Fotografia Vincenzo Battista. Dall’elicottero con il pilota Giorgio Zecca.

Campo Pericoli, Gran Sasso d’Italia e il rifugio “Garibaldi”.

Nell’ inverno 1929 due alpinisti, Mario Cambi e Paolo Emilio Cichetti, rimasero intrappolati nel Rifugio Garibaldi a causa del maltempo e della enorme quantità di neve che cadde in quella stagione.
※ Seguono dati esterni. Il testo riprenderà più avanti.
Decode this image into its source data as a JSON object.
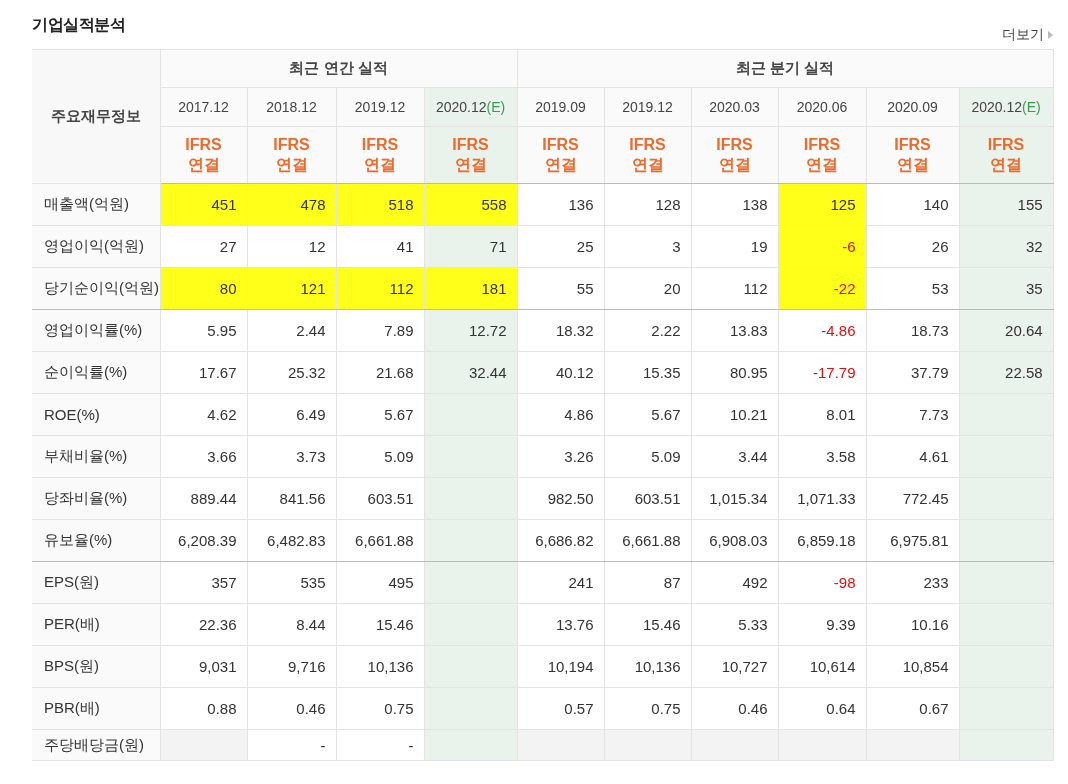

I soccorsi partiti da Pietracamela non riuscirono a raggiungere i due. Solo dopo enormi sforzi, una squadra riuscì ad aprirsi la strada fino al Rifugio, dove trovò il diario degli ultimi giorni di sofferenze. Cichetti, alla fine, aveva tentato di tornare a Pietracamela, riuscendo a giungere a 3 km dal paese prima di morire. Il corpo di Mario Cambi fu trovato solo in aprile. A Cambi è stata intitolata la quarta vetta del Corno Grande nota come Torrione Cambi.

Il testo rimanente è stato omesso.